OpenGL measures everything in "texels". When you specify sizes in OpenGL, you are working with texels. When you have finished telling OpenGL what to draw, the scene is rendered and you can see the image you have produced.
Sometimes, we want to know how big our polygons are going to be in pixels on our screens. If I draw a square that's 32 x 32 texels in size at a distance z from the camera, how big is that going to appear in pixels?
Well really we don't care what size it is going to be, rather, we want to know how we can draw a square that appears to be 32 x 32 pixels on our screen at distance z.
What we need to compute is the texel to pixel ratio. How many texels are there to the pixel? Stone Goose OpenGL engine can do this calculation for you. Of course this depends on how far things are away from the camera ( z distance ), since things get smaller due to perspective as they move away from the camera, so you have to specify the z distance and you get a ratio for that distance.
I have attached a screenshot of this in action. Thanks go to Hayo for the lovely graphics.

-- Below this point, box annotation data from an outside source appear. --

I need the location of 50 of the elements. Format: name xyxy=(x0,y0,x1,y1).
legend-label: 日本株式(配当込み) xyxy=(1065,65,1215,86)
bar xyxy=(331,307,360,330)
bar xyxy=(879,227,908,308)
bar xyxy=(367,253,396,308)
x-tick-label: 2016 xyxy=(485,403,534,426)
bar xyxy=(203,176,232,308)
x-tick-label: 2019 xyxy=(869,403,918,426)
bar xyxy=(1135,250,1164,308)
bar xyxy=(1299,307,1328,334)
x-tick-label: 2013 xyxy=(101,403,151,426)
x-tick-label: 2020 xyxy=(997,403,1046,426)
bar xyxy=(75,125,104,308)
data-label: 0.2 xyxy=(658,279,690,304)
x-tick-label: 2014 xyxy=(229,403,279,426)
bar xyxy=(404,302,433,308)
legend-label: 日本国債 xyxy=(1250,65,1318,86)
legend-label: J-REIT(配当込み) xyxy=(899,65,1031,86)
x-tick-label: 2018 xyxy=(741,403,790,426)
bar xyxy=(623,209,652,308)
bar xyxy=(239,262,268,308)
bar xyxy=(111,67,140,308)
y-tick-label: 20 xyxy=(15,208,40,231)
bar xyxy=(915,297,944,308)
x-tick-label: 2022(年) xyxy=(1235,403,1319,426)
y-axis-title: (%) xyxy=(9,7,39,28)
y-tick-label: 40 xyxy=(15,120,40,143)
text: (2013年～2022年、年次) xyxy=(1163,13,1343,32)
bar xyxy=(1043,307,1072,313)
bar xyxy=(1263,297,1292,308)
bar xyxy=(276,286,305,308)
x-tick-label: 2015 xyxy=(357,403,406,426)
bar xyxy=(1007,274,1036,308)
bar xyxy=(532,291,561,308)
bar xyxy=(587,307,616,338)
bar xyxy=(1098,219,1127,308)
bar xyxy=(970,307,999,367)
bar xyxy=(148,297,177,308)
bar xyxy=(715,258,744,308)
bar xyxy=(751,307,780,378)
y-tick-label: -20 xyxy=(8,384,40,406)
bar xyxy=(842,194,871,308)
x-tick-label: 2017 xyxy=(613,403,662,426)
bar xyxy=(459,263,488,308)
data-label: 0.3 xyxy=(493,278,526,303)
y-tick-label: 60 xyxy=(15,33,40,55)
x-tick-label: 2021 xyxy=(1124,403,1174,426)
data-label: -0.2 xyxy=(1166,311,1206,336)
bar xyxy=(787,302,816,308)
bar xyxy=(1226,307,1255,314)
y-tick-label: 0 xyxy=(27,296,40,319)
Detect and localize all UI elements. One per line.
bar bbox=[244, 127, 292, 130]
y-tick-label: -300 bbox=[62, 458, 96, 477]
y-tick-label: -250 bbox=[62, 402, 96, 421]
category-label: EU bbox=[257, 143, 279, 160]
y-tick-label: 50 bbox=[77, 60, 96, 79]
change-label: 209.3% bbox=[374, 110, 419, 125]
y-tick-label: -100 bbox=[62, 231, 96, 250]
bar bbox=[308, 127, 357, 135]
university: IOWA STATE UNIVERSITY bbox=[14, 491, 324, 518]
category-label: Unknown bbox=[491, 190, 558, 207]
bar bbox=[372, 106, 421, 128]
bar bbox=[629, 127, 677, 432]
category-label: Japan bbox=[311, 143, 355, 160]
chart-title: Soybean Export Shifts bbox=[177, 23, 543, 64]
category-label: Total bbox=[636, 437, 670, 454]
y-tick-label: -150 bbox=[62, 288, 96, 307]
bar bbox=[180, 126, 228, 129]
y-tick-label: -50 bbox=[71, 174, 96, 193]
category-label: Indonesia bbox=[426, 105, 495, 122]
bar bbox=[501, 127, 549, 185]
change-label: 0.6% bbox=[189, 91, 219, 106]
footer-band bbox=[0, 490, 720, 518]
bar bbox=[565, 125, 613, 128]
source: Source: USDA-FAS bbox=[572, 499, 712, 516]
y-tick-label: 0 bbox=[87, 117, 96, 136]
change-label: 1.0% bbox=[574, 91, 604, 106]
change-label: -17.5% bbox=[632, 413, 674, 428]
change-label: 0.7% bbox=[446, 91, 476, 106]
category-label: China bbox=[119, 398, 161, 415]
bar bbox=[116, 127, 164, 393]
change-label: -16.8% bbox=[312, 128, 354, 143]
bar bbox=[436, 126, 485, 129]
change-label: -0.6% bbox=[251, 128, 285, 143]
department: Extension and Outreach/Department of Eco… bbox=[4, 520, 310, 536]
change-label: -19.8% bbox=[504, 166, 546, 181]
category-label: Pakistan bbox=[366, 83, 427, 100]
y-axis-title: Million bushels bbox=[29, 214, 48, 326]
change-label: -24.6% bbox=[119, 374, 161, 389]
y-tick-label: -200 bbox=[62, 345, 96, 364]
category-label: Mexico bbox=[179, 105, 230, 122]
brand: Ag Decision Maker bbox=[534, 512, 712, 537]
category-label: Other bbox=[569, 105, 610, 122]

You can see that the main player looks like a 2D image. I decided that my main player sprite was going to be 50 texels away from the camera, and then calculated the sprite scale at z = 50. I calculate this number, and then draw all my sprites at actual pixel size * sprite scale, and then all of the sprites are scaled relatively.
I am thinking of making this scaling automatic, it would probably make it easier for people who don't understand it very well, but it might cause issues for people using lighting.
Another point to mention is that the HUD graphic you can see is actually a 2D sprite. This is not drawn in 3D but actually drawn as a 2D image on top.